As we did for merits, we also look at some real life examples. In 2015, a court case in Iowa banned the prescribing of abortifacient medications through telemedicine. The ACOG did express their concerns at this time, stating that telemedicine can allow the prescribing of drugs to women who are unable to access health care, in remote areas [29].

In the end, we want to quantify the merits of telemedicine with the disadvantages. Due to the limited data on this, it is difficult to quantify these things. A method of reasoning here used is Bayesian reasoning. Now this just implies that we hypothesize the probabilities of two events occurring and compare them. Put plainly, the question can be asked, what is the predictive value of a physical exam for a disease? And the question that contrasts it is, what is the predictive value of an incorrectly performed, or poorly performed physical exam?

Conclusions

In a world where the landscape of communication frequently changes, where awareness and accessibility to new technologies continually rises, it is vital for health care providers to be able to adapt to new changes. Telemedicine provides a new pathway for continuing care for patients.

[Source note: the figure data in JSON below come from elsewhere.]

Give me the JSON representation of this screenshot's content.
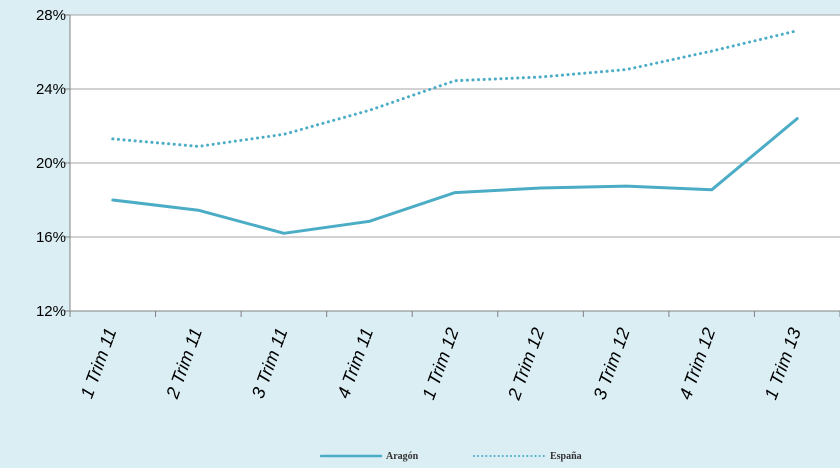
{
  "chart_data": {
    "type": "line",
    "categories": [
      "1 Trim 11",
      "2 Trim 11",
      "3 Trim 11",
      "4 Trim 11",
      "1 Trim 12",
      "2 Trim 12",
      "3 Trim 12",
      "4 Trim 12",
      "1 Trim 13"
    ],
    "series": [
      {
        "name": "Aragón",
        "values": [
          18.0,
          17.45,
          16.2,
          16.85,
          18.4,
          18.65,
          18.75,
          18.55,
          22.4
        ],
        "color": "#4bacc6",
        "style": "solid"
      },
      {
        "name": "España",
        "values": [
          21.3,
          20.9,
          21.55,
          22.85,
          24.45,
          24.65,
          25.05,
          26.05,
          27.15
        ],
        "color": "#4bacc6",
        "style": "dotted"
      }
    ],
    "ylim": [
      12,
      28
    ],
    "yticks": [
      12,
      16,
      20,
      24,
      28
    ],
    "ytick_labels": [
      "12%",
      "16%",
      "20%",
      "24%",
      "28%"
    ],
    "title": "",
    "xlabel": "",
    "ylabel": "",
    "grid": "horizontal",
    "legend_position": "bottom-center"
  }
}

Telemedicine has come a long way, since its inception, to the 1950’s where some real world usage was seen, to 2020’s, where it picked up pace, due to a global pandemic. It was likely an eye opener for many health care systems all over the world, who realized that pandemic or not, telemedicine will be here to stay.

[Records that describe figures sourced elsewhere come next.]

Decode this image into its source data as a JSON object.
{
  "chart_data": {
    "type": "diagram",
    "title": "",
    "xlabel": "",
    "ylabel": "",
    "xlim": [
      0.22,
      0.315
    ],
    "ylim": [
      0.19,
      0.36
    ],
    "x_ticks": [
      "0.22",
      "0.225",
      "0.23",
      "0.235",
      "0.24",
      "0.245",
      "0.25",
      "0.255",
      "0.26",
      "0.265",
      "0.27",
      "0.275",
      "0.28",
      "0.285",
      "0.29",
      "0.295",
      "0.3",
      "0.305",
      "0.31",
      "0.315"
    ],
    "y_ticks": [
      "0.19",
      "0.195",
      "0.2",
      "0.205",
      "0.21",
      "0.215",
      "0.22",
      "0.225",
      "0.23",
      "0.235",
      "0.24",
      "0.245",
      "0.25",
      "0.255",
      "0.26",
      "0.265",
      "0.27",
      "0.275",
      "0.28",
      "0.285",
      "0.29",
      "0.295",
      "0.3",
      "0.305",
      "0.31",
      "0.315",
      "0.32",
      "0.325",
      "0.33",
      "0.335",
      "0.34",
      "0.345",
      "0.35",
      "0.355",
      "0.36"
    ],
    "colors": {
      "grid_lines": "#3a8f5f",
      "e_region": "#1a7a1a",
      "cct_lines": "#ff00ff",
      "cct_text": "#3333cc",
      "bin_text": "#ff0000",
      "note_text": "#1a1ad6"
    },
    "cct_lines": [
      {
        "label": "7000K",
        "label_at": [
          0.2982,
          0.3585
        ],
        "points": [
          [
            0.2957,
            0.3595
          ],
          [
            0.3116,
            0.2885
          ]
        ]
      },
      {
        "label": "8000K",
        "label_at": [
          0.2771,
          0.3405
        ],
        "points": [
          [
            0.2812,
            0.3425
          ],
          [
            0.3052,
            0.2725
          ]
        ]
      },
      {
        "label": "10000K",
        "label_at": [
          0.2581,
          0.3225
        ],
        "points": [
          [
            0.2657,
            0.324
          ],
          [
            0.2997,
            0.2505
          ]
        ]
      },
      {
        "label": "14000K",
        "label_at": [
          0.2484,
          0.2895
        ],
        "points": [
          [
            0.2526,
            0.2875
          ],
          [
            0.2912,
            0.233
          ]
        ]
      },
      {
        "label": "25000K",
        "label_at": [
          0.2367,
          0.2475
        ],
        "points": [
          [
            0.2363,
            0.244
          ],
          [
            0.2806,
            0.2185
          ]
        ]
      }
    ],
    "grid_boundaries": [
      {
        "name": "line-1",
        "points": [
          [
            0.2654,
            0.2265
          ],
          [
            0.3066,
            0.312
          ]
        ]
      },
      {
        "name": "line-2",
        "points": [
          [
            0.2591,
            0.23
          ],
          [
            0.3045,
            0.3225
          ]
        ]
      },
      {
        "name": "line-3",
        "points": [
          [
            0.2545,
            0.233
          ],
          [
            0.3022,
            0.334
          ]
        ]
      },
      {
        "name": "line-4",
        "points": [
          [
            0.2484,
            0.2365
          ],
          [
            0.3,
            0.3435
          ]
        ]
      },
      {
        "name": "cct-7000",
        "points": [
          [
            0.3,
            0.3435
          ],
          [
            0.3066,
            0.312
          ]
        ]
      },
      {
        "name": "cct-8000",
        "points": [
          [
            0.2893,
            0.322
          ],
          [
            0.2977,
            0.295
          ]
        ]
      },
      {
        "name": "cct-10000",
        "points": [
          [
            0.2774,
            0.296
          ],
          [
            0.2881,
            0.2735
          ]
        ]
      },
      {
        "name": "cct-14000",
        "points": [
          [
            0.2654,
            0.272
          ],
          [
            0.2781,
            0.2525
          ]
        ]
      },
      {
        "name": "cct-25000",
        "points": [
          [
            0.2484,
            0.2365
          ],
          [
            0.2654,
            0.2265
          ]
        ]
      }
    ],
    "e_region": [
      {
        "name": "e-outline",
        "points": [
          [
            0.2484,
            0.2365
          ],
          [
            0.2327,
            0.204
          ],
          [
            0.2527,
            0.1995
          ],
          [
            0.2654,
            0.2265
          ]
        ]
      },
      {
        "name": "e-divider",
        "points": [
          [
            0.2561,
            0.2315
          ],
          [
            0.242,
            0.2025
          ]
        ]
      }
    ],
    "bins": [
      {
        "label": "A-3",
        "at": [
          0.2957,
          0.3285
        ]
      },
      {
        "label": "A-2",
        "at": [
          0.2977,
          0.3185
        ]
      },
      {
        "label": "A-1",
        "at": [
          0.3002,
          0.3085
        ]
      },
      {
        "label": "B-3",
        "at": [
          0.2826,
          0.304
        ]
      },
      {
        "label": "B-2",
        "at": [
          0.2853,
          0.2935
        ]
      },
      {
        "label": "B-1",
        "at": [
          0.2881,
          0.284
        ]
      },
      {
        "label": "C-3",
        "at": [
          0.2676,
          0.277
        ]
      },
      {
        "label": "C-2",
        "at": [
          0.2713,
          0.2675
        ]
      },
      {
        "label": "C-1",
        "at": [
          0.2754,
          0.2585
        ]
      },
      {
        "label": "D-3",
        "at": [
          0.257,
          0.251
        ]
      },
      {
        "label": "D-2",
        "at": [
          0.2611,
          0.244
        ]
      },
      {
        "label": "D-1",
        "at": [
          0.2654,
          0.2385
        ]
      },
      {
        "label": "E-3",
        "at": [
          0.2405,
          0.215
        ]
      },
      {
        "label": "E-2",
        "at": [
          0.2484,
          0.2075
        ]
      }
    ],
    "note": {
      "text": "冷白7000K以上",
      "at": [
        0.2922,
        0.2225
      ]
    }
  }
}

While having a list of merits and demerits, it is something that can be continually worked upon, and by ameliorating the barriers, in the future, it can become an extremely versatile tool for physicians all over the world.

We’ve focussed on how physicians can use their extraordinary communication skills, their interpersonal relationships with patients, and analytical thinking to devise panels on how to gain objective information through telemedicine. While this novel way still has a long way to go, it can be instrumental in opening a new door for telemedicine in the future.